Shortly after the Everalbum settlement—during remarks at the 2021 Future of Privacy Forum—the FTC’s then-Acting Chairwoman, Rebecca Kelly Slaughter, noted that where companies unlawfully collect and/or use consumers’ personal information, the FTC would seek disgorgement of both the improperly collected data, as well as any benefits from that data—pointing to Everalbum as an example of how the FTC could leverage disgorgement in privacy and security matters.

     C.     Algorithmic Disgorgement As New Normal In Near Future?

Third, the Weight Watchers settlement not only represents a continuation of the disgorgement remedy trend in FTC enforcement actions, but also indicates that algorithmic disgorgement may soon become a standard component in future FTC settlements.

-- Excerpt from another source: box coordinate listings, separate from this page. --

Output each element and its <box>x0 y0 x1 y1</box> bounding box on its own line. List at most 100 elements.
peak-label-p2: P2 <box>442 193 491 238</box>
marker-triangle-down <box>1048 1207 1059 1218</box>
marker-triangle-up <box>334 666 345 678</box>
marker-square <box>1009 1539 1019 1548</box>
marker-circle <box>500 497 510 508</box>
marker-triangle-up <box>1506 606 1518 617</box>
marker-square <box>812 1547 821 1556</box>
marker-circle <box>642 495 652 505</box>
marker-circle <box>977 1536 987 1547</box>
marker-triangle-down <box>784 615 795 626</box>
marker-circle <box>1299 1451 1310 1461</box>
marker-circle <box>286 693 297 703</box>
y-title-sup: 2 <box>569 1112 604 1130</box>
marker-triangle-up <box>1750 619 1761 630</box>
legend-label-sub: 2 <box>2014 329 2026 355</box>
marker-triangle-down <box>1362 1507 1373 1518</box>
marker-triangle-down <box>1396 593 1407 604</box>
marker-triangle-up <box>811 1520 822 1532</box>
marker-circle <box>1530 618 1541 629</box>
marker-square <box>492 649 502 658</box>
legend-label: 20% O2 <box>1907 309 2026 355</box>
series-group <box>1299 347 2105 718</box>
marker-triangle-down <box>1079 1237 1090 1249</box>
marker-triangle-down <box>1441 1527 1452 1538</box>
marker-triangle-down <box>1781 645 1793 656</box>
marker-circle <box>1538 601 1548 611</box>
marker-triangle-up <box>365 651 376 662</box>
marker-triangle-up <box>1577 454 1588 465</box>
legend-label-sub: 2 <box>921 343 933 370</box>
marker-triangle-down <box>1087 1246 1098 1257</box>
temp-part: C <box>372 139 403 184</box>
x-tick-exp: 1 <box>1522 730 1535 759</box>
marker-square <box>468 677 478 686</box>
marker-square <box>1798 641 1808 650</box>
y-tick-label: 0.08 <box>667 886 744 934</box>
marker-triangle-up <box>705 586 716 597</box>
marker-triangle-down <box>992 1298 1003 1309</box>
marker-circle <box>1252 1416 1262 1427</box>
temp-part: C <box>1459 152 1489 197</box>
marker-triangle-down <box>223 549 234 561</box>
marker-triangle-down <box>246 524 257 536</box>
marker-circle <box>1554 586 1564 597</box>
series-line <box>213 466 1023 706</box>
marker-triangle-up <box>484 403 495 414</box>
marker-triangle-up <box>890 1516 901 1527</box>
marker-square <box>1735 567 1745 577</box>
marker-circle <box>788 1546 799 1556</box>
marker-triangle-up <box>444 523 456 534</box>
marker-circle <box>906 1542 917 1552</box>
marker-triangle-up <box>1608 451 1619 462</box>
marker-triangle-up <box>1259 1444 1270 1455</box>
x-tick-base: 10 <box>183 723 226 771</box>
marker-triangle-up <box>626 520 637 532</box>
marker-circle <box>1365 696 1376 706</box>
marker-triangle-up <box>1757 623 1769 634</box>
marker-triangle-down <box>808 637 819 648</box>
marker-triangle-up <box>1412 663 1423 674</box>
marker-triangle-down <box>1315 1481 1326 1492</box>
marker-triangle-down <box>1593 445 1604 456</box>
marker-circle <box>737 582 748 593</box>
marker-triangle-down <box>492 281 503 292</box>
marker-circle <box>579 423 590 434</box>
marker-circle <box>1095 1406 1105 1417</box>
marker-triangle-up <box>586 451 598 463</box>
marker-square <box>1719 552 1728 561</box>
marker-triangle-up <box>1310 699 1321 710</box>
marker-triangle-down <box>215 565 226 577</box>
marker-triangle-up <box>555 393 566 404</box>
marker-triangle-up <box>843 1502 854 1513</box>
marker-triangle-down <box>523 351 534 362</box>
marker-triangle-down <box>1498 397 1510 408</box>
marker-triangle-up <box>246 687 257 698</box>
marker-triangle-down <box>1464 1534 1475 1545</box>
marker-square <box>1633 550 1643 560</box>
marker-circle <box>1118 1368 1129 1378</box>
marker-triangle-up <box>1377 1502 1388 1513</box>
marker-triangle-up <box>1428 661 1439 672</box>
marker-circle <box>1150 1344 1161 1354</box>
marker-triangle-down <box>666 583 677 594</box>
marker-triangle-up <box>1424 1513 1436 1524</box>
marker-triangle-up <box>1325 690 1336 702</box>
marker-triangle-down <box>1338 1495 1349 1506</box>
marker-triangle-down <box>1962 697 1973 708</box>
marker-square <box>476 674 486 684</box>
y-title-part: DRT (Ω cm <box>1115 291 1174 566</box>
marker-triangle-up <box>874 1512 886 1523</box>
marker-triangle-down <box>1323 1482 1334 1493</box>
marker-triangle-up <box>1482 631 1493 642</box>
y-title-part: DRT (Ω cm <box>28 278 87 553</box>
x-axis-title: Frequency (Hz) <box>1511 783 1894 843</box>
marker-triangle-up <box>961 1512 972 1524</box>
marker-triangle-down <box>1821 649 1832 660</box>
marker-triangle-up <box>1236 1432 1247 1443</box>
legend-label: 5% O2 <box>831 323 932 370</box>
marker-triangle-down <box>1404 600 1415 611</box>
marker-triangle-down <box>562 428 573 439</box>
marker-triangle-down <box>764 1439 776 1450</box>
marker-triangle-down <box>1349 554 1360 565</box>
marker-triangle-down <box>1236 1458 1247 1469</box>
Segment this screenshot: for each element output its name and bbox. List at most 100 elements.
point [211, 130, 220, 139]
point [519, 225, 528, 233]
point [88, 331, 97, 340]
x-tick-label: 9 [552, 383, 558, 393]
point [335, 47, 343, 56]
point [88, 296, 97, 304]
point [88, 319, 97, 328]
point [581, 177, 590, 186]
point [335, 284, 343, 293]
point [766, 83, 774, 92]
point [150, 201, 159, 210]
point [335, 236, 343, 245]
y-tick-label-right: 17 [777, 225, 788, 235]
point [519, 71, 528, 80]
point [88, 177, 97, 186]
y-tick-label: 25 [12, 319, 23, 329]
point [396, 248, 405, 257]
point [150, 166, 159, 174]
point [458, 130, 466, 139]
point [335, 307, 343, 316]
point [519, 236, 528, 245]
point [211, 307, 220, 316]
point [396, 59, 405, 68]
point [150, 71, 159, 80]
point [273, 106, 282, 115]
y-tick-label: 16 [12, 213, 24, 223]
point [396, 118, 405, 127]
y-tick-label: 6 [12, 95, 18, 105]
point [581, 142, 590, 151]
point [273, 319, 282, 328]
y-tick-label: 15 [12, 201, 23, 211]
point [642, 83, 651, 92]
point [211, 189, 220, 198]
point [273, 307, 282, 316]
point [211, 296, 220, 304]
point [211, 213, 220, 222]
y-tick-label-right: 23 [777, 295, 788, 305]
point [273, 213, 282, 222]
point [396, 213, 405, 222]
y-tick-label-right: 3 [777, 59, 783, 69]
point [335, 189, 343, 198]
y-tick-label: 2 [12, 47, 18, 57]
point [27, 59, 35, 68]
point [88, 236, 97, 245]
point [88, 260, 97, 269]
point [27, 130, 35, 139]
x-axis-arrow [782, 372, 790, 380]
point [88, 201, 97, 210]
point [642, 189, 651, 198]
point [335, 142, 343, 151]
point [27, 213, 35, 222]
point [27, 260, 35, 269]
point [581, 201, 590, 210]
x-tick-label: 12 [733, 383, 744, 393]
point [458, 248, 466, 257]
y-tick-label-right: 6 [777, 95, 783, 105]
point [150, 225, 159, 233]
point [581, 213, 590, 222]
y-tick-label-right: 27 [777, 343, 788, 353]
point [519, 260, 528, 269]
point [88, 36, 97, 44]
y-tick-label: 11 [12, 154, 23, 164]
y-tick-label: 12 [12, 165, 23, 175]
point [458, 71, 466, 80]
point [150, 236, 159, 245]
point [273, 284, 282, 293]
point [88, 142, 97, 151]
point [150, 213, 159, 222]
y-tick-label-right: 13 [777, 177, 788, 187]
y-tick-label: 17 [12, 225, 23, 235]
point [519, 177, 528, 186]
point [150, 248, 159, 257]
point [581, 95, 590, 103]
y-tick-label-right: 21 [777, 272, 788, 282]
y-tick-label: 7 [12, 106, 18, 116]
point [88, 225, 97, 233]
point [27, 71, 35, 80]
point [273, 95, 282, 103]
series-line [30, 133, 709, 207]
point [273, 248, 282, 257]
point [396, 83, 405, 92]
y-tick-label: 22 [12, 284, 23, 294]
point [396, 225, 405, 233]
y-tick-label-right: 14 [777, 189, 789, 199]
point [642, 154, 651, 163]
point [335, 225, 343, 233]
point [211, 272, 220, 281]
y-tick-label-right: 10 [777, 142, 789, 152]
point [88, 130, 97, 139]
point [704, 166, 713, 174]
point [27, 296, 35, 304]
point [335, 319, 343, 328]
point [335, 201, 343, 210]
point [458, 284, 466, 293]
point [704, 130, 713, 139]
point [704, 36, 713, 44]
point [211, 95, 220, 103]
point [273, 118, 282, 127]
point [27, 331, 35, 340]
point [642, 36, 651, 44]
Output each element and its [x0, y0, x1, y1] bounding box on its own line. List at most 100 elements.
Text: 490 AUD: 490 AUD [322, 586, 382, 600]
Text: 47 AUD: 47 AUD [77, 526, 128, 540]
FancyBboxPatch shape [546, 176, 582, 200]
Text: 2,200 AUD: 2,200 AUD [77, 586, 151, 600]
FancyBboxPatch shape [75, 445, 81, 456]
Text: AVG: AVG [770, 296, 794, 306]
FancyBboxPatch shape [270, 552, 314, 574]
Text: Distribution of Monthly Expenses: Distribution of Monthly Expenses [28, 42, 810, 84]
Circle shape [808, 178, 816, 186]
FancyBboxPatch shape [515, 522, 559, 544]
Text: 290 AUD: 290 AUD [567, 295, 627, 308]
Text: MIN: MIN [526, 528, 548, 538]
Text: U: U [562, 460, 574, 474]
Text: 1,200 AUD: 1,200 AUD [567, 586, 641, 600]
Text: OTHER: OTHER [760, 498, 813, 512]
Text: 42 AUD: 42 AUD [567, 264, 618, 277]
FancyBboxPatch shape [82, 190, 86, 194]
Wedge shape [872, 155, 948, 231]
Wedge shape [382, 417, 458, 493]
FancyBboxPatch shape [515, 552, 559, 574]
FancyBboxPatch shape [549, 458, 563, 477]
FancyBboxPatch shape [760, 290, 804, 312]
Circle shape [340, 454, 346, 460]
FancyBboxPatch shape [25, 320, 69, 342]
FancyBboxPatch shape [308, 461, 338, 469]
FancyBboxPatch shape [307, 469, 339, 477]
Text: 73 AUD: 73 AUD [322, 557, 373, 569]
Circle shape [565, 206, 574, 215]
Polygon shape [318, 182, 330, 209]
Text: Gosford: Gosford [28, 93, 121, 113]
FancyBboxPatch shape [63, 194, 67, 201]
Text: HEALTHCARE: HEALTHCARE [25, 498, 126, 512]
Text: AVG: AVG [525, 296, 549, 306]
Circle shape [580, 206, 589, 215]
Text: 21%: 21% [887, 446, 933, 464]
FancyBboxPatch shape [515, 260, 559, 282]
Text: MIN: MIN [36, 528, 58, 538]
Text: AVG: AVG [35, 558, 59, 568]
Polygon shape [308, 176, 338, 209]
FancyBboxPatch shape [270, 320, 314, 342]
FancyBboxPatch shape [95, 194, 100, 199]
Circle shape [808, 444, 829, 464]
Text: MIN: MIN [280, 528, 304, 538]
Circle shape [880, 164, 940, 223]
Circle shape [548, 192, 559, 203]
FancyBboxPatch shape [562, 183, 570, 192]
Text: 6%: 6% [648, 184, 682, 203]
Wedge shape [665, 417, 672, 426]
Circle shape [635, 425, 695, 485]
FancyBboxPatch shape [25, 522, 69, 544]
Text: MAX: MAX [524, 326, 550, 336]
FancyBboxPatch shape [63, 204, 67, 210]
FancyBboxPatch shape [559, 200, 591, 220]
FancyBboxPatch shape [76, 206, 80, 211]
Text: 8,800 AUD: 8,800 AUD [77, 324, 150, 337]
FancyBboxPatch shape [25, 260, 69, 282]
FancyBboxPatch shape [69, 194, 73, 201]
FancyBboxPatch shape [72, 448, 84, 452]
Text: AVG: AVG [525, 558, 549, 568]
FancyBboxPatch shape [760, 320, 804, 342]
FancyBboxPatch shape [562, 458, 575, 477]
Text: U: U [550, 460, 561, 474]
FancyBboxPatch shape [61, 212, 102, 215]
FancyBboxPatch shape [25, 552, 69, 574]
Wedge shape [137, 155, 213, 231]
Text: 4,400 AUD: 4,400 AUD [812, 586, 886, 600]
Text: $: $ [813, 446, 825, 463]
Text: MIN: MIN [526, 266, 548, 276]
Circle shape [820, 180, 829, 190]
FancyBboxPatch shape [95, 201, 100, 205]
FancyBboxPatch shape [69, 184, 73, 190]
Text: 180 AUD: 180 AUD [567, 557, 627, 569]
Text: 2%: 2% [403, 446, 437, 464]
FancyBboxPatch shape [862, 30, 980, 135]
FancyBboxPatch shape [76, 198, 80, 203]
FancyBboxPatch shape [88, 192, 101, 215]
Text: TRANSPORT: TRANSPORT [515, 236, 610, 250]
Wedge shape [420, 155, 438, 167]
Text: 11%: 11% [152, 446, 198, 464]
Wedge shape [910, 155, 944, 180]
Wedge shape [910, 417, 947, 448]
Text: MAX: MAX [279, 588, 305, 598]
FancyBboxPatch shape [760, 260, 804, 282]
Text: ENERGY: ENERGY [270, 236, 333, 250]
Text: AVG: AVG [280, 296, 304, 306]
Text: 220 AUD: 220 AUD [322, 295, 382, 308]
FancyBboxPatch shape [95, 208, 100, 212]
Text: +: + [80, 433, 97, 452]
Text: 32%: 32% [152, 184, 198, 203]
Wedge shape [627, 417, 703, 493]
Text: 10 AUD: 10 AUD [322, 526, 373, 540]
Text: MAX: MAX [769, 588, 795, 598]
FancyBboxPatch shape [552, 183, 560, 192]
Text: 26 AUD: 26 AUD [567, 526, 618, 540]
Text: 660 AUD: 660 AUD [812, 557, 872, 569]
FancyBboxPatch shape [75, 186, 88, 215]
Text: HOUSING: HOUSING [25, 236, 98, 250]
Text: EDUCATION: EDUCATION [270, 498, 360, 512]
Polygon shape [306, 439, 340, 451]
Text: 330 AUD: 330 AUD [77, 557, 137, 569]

This may have a particularly outsized impact on developers of artificial intelligence and related technologies which rely heavily on the development of advanced algorithms.

This settlement is yet another example of the FTC’s focus on the impact AI can have in relation to consumer privacy and related issues.  In December the FTC issued a notice (“Notice”) that it was “considering initiating a rulemaking under Section 18 of the FTC Act to curb lax security practices, limit privacy abuses, and ensure that algorithmic decision-making does not result in unlawful discrimination.”

There are a range of privacy, cybersecurity and AI issues that the FTC may seek to regulate as previewed by its Notice, should internal disagreement at the agency not stall this effort in 2022.  For instance, as seen in an April 2021 release the FTC has increasingly cautioned that AI may be utilized and “inadvertently introduce[e] bias or other unfair outcomes” to medicine, finance, business operations, media, and other sectors.  In addition, the FTC declared algorithmic and biometric bias as a focus of enforcement in resolutions passed in Fall 2021.